I’ve recently come back from eight glorious and exhausting months of parental leave (can recommend, 5/5 stars). You can imagine that there are a lot of things that have happened at work in those eight months. One new thing is that my team has taken over development of a new piece of software written in the Go programming language.

Now I like Go to a degree. I’m not exited by it, but it is a pragmatic language, it doesn’t feel like it brings much new to the table but you kinda know what you have and it is in many cases a very intuitive language. Also it is very easy to pick and become somewhat productive in it.

I was reading the code and trying to familiarize myself with the software when I realized that almost all variable names are just a single character. My reaction was swift and just, I refactored the variable to more commonly used words, that supposedly convey more meaning. Sent in the PR, got it approved and merged. Problem solved, go drink some tea and feel like you did something useful for a change, right?

When I got home I started thinking, why did I react like that? Is the readability actually impacted? Before we delve any deeper let me give some examples of the type of code that I was reading and how I “fixed” it (just focus on the variable names, not the function names).

func encodeMsg(v *rpb.Request) ([]byte, error) {
    b, err := proto.Marshal(v)
    if err != nil {
        marshalErrors.Inc()
        return []byte{}, fmt.Errorf("could not marshal proto: %v", err)
    }
    d := snappy.Encode([]byte{}, b)
    return d, nil
}

Became:

func encodeMsg(msg *rpb.Request) ([]byte, error) {
    b, err := proto.Marshal(msg)
    if err != nil {
        marshalErrors.Inc()
        return []byte{}, fmt.Errorf("could not marshal proto: %v", err)
    }
    data := snappy.Encode([]byte{}, b)
    return data, nil
}

Similarly, the letter w was often used to represent something which was writable, this was changed to writer in most cases. Also note here that the variable b was not changed. One might also argue that the d variable should have been expanded to something like encodedMsg instead to further reflect what it is, but for now let’s leave that aside.

To me this was instantly more readable, but of course this is very subjective. This got me thinking when I got home: has there been any research into the choice of identifier name on code readability or comprehension?

I did a quick look around and found three articles that seemed interesting. The first The effect of poor source code lexicon and readability on developers' cognitive load by Fakhoury et.al used brain imaging techniques to see if they could try and empirically quantify cognitive load for developers. They found that:

…the presence of linguistic antipatterns in source code significantly increases the cognitive load of developers during programming comprehension tasks.

While not testing specifically for one character variable names there seems to be a trail worth following. In the next paper Relating Identifier Naming Flaws and Code Quality: an empirical study by Butler et.al.
Looked at several metrics for what they call a “flawed identifier” and paired that with findbugs to see if there was a correlation between the number of issued that findbugs found and the number of flawed identifiers. In their definition the look at both overly long identifiers and overly short (note: just not single character identifiers). They found correlations between both long and short names, and interestingly they also saw that not using dictionary words was correlated with more warnings. That would of course suggest that my msg identifier, which originally was named v, should more aptly be called message.

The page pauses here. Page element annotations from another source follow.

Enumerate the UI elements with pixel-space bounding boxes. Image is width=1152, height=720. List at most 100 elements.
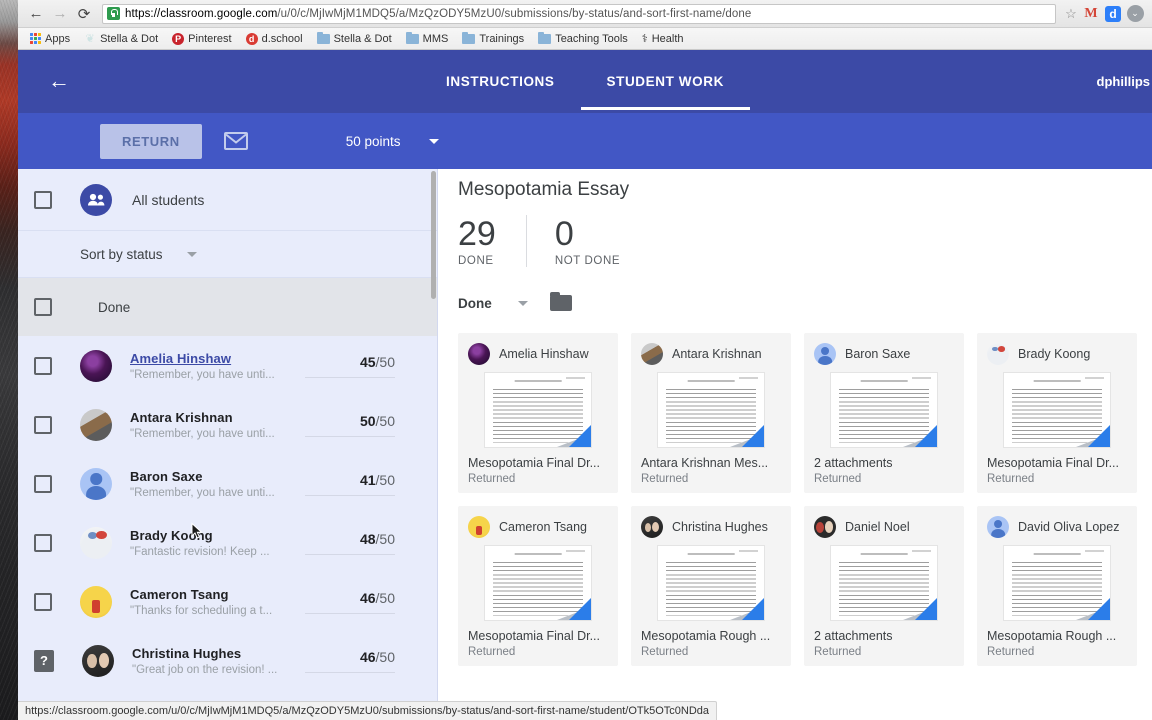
avatar — [987, 516, 1009, 538]
student-checkbox[interactable] — [34, 416, 52, 434]
account-label[interactable]: dphillips — [1097, 74, 1150, 89]
student-comment: "Remember, you have unti... — [130, 428, 298, 440]
avatar — [80, 409, 112, 441]
student-info: Amelia Hinshaw "Remember, you have unti.… — [130, 351, 298, 381]
avatar — [987, 343, 1009, 365]
sidebar-scrollbar-thumb[interactable] — [431, 171, 436, 299]
reload-icon[interactable]: ⟳ — [72, 2, 96, 26]
avatar — [80, 586, 112, 618]
pocket-extension-icon[interactable]: ⌄ — [1124, 4, 1146, 24]
submission-card[interactable]: Daniel Noel 2 attachments Returned — [804, 506, 964, 666]
forward-icon[interactable]: → — [48, 2, 72, 26]
submission-card[interactable]: David Oliva Lopez Mesopotamia Rough ... … — [977, 506, 1137, 666]
return-button[interactable]: RETURN — [100, 124, 202, 159]
points-selector[interactable]: 50 points — [346, 134, 439, 149]
bookmark-stella-dot-1[interactable]: ❦ Stella & Dot — [78, 31, 164, 47]
bookmark-trainings[interactable]: Trainings — [456, 31, 530, 47]
student-grade[interactable]: 50/50 — [311, 413, 395, 437]
chevron-down-icon[interactable] — [518, 301, 528, 306]
document-thumbnail[interactable] — [831, 373, 937, 447]
folder-icon[interactable] — [550, 295, 572, 311]
document-thumbnail[interactable] — [485, 373, 591, 447]
student-grade[interactable]: 46/50 — [311, 590, 395, 614]
student-checkbox[interactable] — [34, 534, 52, 552]
bookmark-dschool[interactable]: d d.school — [240, 31, 309, 47]
document-thumbnail[interactable] — [658, 546, 764, 620]
bookmark-apps[interactable]: Apps — [24, 31, 76, 47]
student-name[interactable]: Baron Saxe — [130, 469, 298, 484]
grade-value: 45 — [360, 354, 376, 370]
student-name[interactable]: Cameron Tsang — [130, 587, 298, 602]
document-thumbnail[interactable] — [485, 546, 591, 620]
grade-total: /50 — [376, 649, 395, 665]
drive-corner-icon — [569, 598, 591, 620]
submission-card[interactable]: Cameron Tsang Mesopotamia Final Dr... Re… — [458, 506, 618, 666]
student-row[interactable]: ? Christina Hughes "Great job on the rev… — [18, 631, 437, 690]
student-grade[interactable]: 41/50 — [311, 472, 395, 496]
student-name[interactable]: Christina Hughes — [132, 646, 300, 661]
student-name[interactable]: Brady Koong — [130, 528, 298, 543]
sidebar-scrollbar[interactable] — [430, 169, 437, 720]
submission-card[interactable]: Antara Krishnan Antara Krishnan Mes... R… — [631, 333, 791, 493]
grade-total: /50 — [376, 354, 395, 370]
done-group-row[interactable]: Done — [18, 278, 437, 336]
student-comment: "Great job on the revision! ... — [132, 664, 300, 676]
card-header: Cameron Tsang — [468, 516, 608, 538]
student-name-link[interactable]: Amelia Hinshaw — [130, 351, 298, 366]
bookmark-teaching-tools[interactable]: Teaching Tools — [532, 31, 634, 47]
grade-total: /50 — [376, 413, 395, 429]
student-row[interactable]: Brady Koong "Fantastic revision! Keep ..… — [18, 513, 437, 572]
student-row[interactable]: Baron Saxe "Remember, you have unti... 4… — [18, 454, 437, 513]
stat-number: 29 — [458, 215, 496, 253]
submission-card[interactable]: Brady Koong Mesopotamia Final Dr... Retu… — [977, 333, 1137, 493]
student-name[interactable]: Antara Krishnan — [130, 410, 298, 425]
student-grade[interactable]: 46/50 — [311, 649, 395, 673]
document-thumbnail[interactable] — [831, 546, 937, 620]
avatar — [641, 343, 663, 365]
status-filter-label[interactable]: Done — [458, 296, 492, 311]
page-title: Mesopotamia Essay — [458, 169, 1152, 201]
grade-total: /50 — [376, 531, 395, 547]
docs-extension-icon[interactable]: d — [1102, 4, 1124, 24]
card-header: Antara Krishnan — [641, 343, 781, 365]
status-filter-row: Done — [458, 295, 1152, 311]
chevron-down-icon — [429, 139, 439, 144]
student-info: Cameron Tsang "Thanks for scheduling a t… — [130, 587, 298, 617]
student-row[interactable]: Amelia Hinshaw "Remember, you have unti.… — [18, 336, 437, 395]
student-grade[interactable]: 48/50 — [311, 531, 395, 555]
document-thumbnail[interactable] — [1004, 546, 1110, 620]
submission-card[interactable]: Amelia Hinshaw Mesopotamia Final Dr... R… — [458, 333, 618, 493]
address-bar[interactable]: https://classroom.google.com/u/0/c/MjIwM… — [102, 4, 1056, 24]
student-info: Brady Koong "Fantastic revision! Keep ..… — [130, 528, 298, 558]
tab-student-work[interactable]: STUDENT WORK — [581, 54, 750, 110]
student-status-unknown-icon[interactable]: ? — [34, 650, 54, 672]
envelope-icon[interactable] — [224, 132, 248, 150]
folder-icon — [317, 34, 330, 44]
bookmark-stella-dot-2[interactable]: Stella & Dot — [311, 31, 398, 47]
submission-card[interactable]: Baron Saxe 2 attachments Returned — [804, 333, 964, 493]
bookmark-star-icon[interactable]: ☆ — [1062, 6, 1080, 22]
student-grade[interactable]: 45/50 — [311, 354, 395, 378]
sort-selector[interactable]: Sort by status — [18, 231, 437, 278]
submission-card[interactable]: Christina Hughes Mesopotamia Rough ... R… — [631, 506, 791, 666]
avatar — [80, 350, 112, 382]
done-group-checkbox[interactable] — [34, 298, 52, 316]
bookmark-pinterest[interactable]: P Pinterest — [166, 31, 237, 47]
gmail-extension-icon[interactable]: M — [1080, 4, 1102, 24]
student-checkbox[interactable] — [34, 357, 52, 375]
student-checkbox[interactable] — [34, 593, 52, 611]
all-students-checkbox[interactable] — [34, 191, 52, 209]
card-status: Returned — [468, 646, 608, 658]
health-icon: ⚕ — [642, 32, 648, 45]
bookmark-health[interactable]: ⚕ Health — [636, 30, 690, 47]
document-thumbnail[interactable] — [658, 373, 764, 447]
student-checkbox[interactable] — [34, 475, 52, 493]
tab-instructions[interactable]: INSTRUCTIONS — [420, 54, 580, 110]
student-row[interactable]: Cameron Tsang "Thanks for scheduling a t… — [18, 572, 437, 631]
all-students-row[interactable]: All students — [18, 169, 437, 231]
document-thumbnail[interactable] — [1004, 373, 1110, 447]
card-header: Brady Koong — [987, 343, 1127, 365]
bookmark-mms[interactable]: MMS — [400, 31, 455, 47]
student-row[interactable]: Antara Krishnan "Remember, you have unti… — [18, 395, 437, 454]
back-icon[interactable]: ← — [24, 2, 48, 26]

The third and final paper was: Meaningful identifier names: the case of single-letter variables by Beniamini et.al.

Let’s start with going to the conclusion first, since I actually think it sums up my view:

Finally, we found that specific letters (in addition toi) are in fact strongly associated with certain types and meanings. Using these letters in these specific contexts is there fore expected to be benign and safe, and provides a possible mechanism that explains why use of single letter names had little if any detrimental effect. Indeed, our results should be interpreted as suggesting that certain single letter variable names can be used in some roles; this does not imply that all single-letter variable names are always acceptable.

I was just focusing on comprehension and readability here, there are other reasons why single character names can be problematic, but I think comprehension should be the most important to use programmers. Code is meant to be read, and convey meaning to fellow humans. Bugs can cause financial losses, harm, and as we’ve seen even cause death and every programmer should think on how we can minimize those losses.

Hopefully there will be more research into how we should write more comprehensible code.